Ball Cling Feeder: This style of feeder seems to have become more popular recently. They are fairly small, so perfect for smaller clinging birds.
**Foods I Offer: This works best with black oil sunflower seed.
**Frequent Visitors: This is a new feeder for me, so I’m waiting to see who visits. Further north, chickadees and nuthatches love these feeders.

Block Seed Feeder: A block feeder allows you to offer seed cakes for larger birds that like to cling. They’re easy to fill and keep clean.
**Food I Offer: I like to use blocks that include fruit, nuts, and corn.
**Frequent Visitors: Northern Mockingbirds, Red-Bellied Woodpeckers

Mealworm Feeder: Insect-loving birds rarely visit seed feeders, but you can bring them to your yard by offering mealworms. My feeder is designed as an open tray covered by a dome to keep out rain and bigger birds.
**Food I Offer: Live or dried mealworms
**Frequent Visitors: Northern Mockingbirds, Eastern Bluebirds

Mealworm Feeder

Nectar Feeder: Both hummingbirds and Baltimore Orioles love to visit nectar feeders, and both of these are more common in the deep South in the fall and winter.
**Food I Offer: Sugar water made from 4 parts water, one part sugar
**Frequent Visitors: Ruby-Throated Hummingbird

There are plenty of other feeder types you can use, and migration season is the time to try them out.
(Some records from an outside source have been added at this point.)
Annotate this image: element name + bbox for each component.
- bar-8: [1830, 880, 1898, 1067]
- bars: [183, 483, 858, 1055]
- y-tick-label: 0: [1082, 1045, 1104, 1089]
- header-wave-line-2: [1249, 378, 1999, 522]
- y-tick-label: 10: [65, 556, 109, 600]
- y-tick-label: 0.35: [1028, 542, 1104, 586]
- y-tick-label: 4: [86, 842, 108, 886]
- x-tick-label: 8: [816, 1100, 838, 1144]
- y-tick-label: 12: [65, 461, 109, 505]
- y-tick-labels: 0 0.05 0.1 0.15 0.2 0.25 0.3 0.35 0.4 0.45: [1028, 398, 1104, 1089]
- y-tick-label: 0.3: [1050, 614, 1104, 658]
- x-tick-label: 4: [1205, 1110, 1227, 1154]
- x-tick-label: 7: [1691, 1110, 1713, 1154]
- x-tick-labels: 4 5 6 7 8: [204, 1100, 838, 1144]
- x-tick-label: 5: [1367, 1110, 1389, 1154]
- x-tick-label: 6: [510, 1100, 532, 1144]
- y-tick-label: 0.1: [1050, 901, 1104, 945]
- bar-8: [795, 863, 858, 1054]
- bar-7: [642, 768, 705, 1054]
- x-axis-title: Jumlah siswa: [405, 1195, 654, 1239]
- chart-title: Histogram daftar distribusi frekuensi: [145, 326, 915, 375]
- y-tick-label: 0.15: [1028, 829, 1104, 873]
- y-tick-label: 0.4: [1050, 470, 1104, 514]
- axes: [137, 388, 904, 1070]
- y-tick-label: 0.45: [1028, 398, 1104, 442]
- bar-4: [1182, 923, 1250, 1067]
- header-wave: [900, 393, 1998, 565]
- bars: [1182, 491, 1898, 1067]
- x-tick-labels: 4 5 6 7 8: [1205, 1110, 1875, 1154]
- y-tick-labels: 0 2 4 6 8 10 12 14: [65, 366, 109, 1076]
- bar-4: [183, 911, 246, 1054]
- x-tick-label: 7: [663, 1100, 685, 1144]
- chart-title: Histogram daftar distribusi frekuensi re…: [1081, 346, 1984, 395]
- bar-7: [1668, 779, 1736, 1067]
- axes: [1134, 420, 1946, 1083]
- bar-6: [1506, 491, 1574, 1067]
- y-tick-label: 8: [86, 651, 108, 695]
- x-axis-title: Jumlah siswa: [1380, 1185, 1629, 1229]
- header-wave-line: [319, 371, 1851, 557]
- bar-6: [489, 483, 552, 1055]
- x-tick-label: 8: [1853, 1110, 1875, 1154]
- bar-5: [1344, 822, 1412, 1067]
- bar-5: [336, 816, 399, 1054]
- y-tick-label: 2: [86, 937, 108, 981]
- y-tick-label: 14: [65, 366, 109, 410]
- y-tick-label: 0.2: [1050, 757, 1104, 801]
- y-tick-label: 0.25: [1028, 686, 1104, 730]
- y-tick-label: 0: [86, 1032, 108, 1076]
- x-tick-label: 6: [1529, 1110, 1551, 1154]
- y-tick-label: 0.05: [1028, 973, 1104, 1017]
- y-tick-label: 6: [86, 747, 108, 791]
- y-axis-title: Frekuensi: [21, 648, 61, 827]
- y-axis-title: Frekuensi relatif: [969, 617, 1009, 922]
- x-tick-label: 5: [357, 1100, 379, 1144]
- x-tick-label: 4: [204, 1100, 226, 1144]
If you’re feeling handy, visit for a list of great DIY birdfeeder projects. What new feeder(s) are you adding to your yard this year? Tell us in the comments!
  1. cecilia says

    i have never heard that hummingbirds like suet. i have never seen them at my suet feeder. maybe someone made a mistake because they then said how they make the nectar for a humm. feeder

    • Jill StaakeJill (Southeast) says

      Thanks for catching my error, Cecilia. I wrote “nectar feeder” as the header and then “suet feeder” in the next sentence. I’ve corrected the error. You are right… hummers aren’t going to visit suet feeders! As for woodpeckers, some will eat dry seeds very happily, if offered from a feeder where they can perch. Red-bellied woodpeckers visit my platform feeder for safflower seed all year long!

  2. cecilia says

    i had always heard that woodpeckers would not eat dry birdseed that is in feeders. i have always put out suet for them. starting this year i have seen them ignore the suet feeder and hang comically on my regular birdfeeder eating there.

  3. ALISON says


    • Jill StaakeJill (Southeast) says

      Alison – The “whys” and “hows” of migration are still a mystery in many ways. It’s generally believed that the shorter days of late summer trigger the beginning of migration. We do know that male hummers leave first, followed by females, with juveniles of both sexes being the last to head south. They seem to follow similar paths each year, according to banding studies. Much more information is available here at JourneyNorth’s website:

  4. Rose Rothermel says

    I have found that the woddpeckers prefer my homemaid suet to store bought! And some days they just want to eat out of the suet log and don’t touch the block! I’m thinking that they like homemade better because I put lots of peanut butter in, but make sure that I also put alot of corn meal in also for easy swallowing!